Today, I made Rainier Cherry Jam, which is a cultivar of the Bing and Van cherries. It was developed in 1952 at Washington State University in Pullman, Washington by Harold Fogle. The lovely golden color with a reddish blush is one of my favorite cherries to make jam and bake with. Luckily, at our farmer's markets I was able to get 8 pints for $20.00, which if you know about these cherries, they are considered premium cherries and can run in the supermarkets here in the U.S. up to $5.99 per pound and have been known to run one-dollar a piece in Japan!
Now, let me show you what I will call, "Tip of the Week!" Tired of failing to remove all the pits with manufactured pitters, I came up with this technique. All you need is a Chopstick (which you can buy or save from your next Chinese dinner outing) and your hand--really a thumb and finger.

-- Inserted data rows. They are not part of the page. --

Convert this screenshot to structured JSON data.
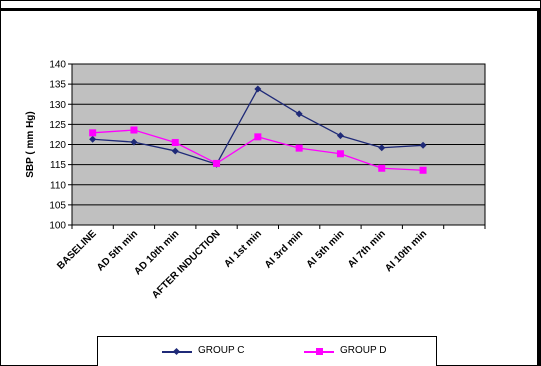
{
  "chart_data": {
    "type": "line",
    "categories": [
      "BASELINE",
      "AD 5th min",
      "AD 10th min",
      "AFTER INDUCTION",
      "AI 1st min",
      "AI 3rd min",
      "AI 5th min",
      "AI 7th min",
      "AI 10th min"
    ],
    "series": [
      {
        "name": "GROUP C",
        "values": [
          121.3,
          120.6,
          118.4,
          115.1,
          133.8,
          127.6,
          122.2,
          119.2,
          119.8
        ],
        "color": "#1f2a78",
        "marker": "diamond"
      },
      {
        "name": "GROUP D",
        "values": [
          122.9,
          123.6,
          120.5,
          115.3,
          121.9,
          119.1,
          117.7,
          114.1,
          113.6
        ],
        "color": "#ff00ff",
        "marker": "square"
      }
    ],
    "title": "",
    "xlabel": "",
    "ylabel": "SBP ( mm Hg)",
    "ylim": [
      100,
      140
    ],
    "yticks": [
      100,
      105,
      110,
      115,
      120,
      125,
      130,
      135,
      140
    ],
    "grid": true,
    "plot_background": "#c0c0c0",
    "legend_position": "bottom"
  }
}
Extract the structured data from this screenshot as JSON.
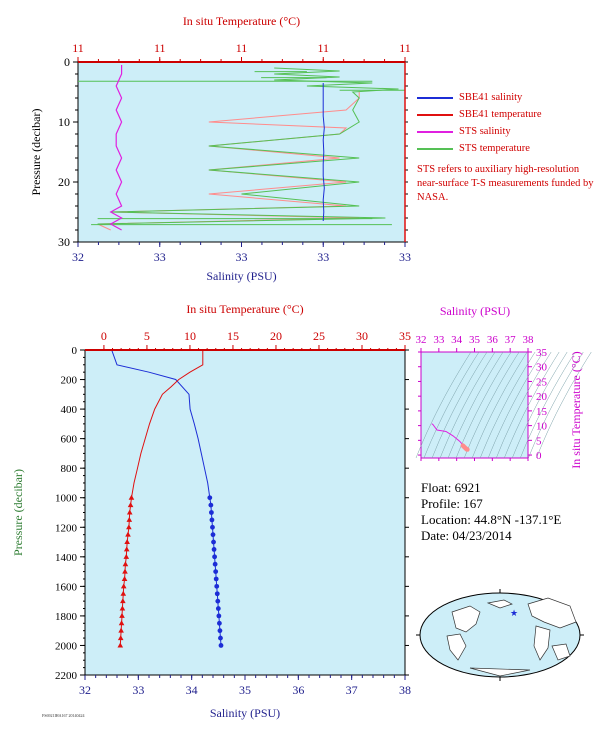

Position the cherry between your index finger and thumb with the stem end facing you. (I must apologize for the stained fingers--I've been working on paper flower projects, hand coloring the paper with Copic Markers, PanPastels, and inks)!
While holding the cherry, use the opposite hand to push the pit through. This worked so beautifully that I was able to pit 4 pints in less than 10 minutes--And, I absolutely knew I had gotten every pit!!
Once every cherry was pitted, I pulsed them in the food processor and all I heard was the quiet whirring of the motor:-D
Rainier Cherry~Vanilla Jam
4 pints of Rainier Cherries (about 4 cups pureed fruit)
2 Vanilla beans, split and scrapped
1 pkg. (1.75 oz) Sure Jell premium fruit prectin
4 3/4 cups granulated sugar
1 tsp. unsalted butter (optional--keeps jam from foaming too much)
For step-by-step directions--follow link to Cherry Cranberry Jam.
This technique has renewed my interest in baking with cherries too; knowing that a guest won't accidentally bite on a pit and break a tooth! Enjoy!!